Multimedia Systems Department, Faculty of Electronics, Telecommunications and Informatics, Gdańsk University of Technology, Narutowicza 11/12, 80-233 Gdańsk, Poland.
Audio Acoustics Laboratory, Faculty of Electronics, Telecommunications and Informatics, Gdańsk University of Technology, Narutowicza 11/12, 80-233 Gdańsk, Poland.
Sensors (Basel). 2022 Apr 15;22(8):3033. doi: 10.3390/s22083033.
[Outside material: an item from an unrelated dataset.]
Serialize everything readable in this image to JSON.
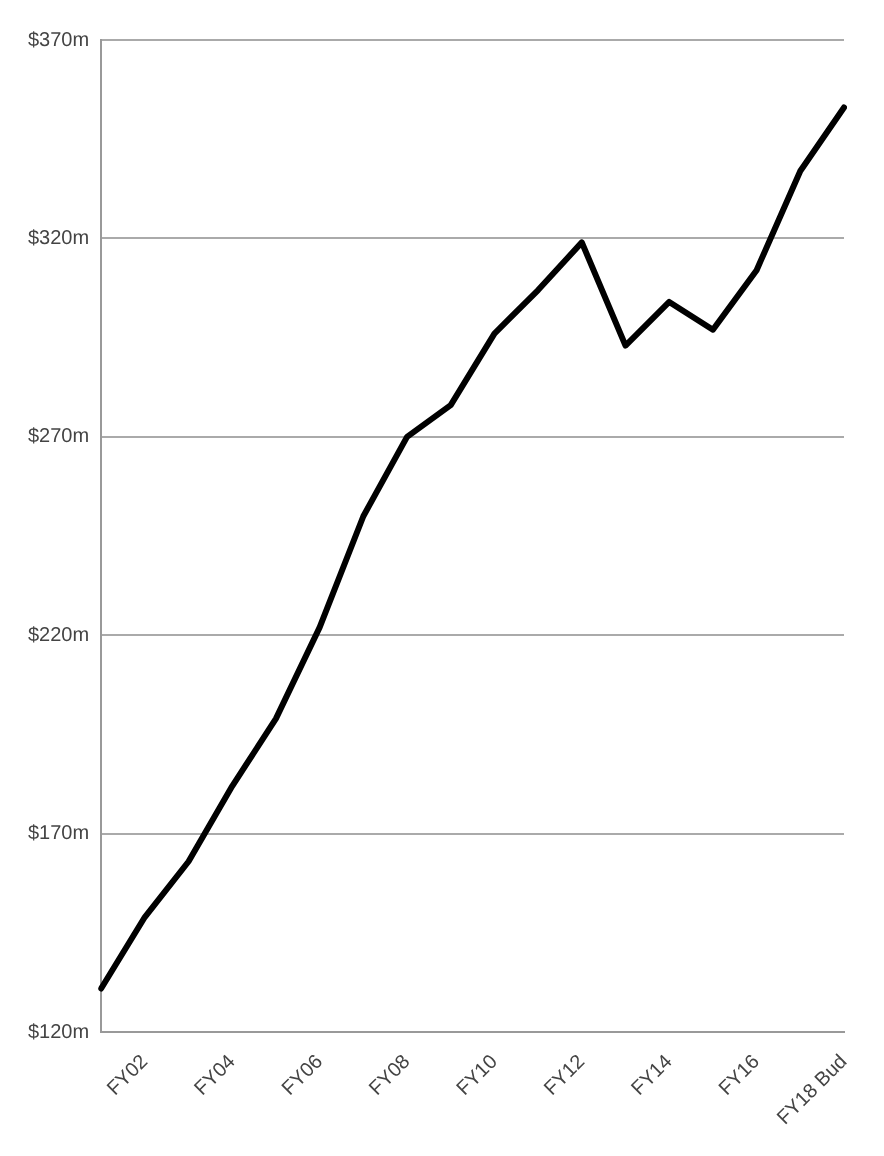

The work aims to propose a novel approach for automatically identifying all instruments present in an audio excerpt using sets of individual convolutional neural networks (CNNs) per tested instrument. The paper starts with a review of tasks related to musical instrument identification. It focuses on tasks performed, input type, algorithms employed, and metrics used. The paper starts with the background presentation, i.e., metadata description and a review of related works. This is followed by showing the dataset prepared for the experiment and its division into subsets: training, validation, and evaluation. Then, the analyzed architecture of the neural network model is presented. Based on the described model, training is performed, and several quality metrics are determined for the training and validation sets. The results of the evaluation of the trained network on a separate set are shown. Detailed values for precision, recall, and the number of true and false positive and negative detections are presented. The model efficiency is high, with the metric values ranging from 0.86 for the guitar to 0.99 for drums. Finally, a discussion and a summary of the results obtained follows.
本工作旨在提出一种新方法,使用针对每个测试乐器的一组单个卷积神经网络 (CNN) 自动识别音频摘录中出现的所有乐器。本文首先回顾了与乐器识别相关的任务。它重点介绍了执行的任务、输入类型、使用的算法和使用的指标。本文首先介绍背景,即元数据描述和相关工作回顾。然后展示为实验准备的数据集及其划分为训练集、验证集和评估集。然后,介绍所分析的神经网络模型架构。基于描述的模型进行训练,并确定训练集和验证集的几个质量指标。展示在单独的数据集上评估训练后的网络的结果。呈现了精度、召回率以及真实和假阳性和阴性检测的数量的详细值。该模型的效率很高,吉他的指标值范围从 0.86 到鼓的 0.99。最后,进行讨论并总结获得的结果。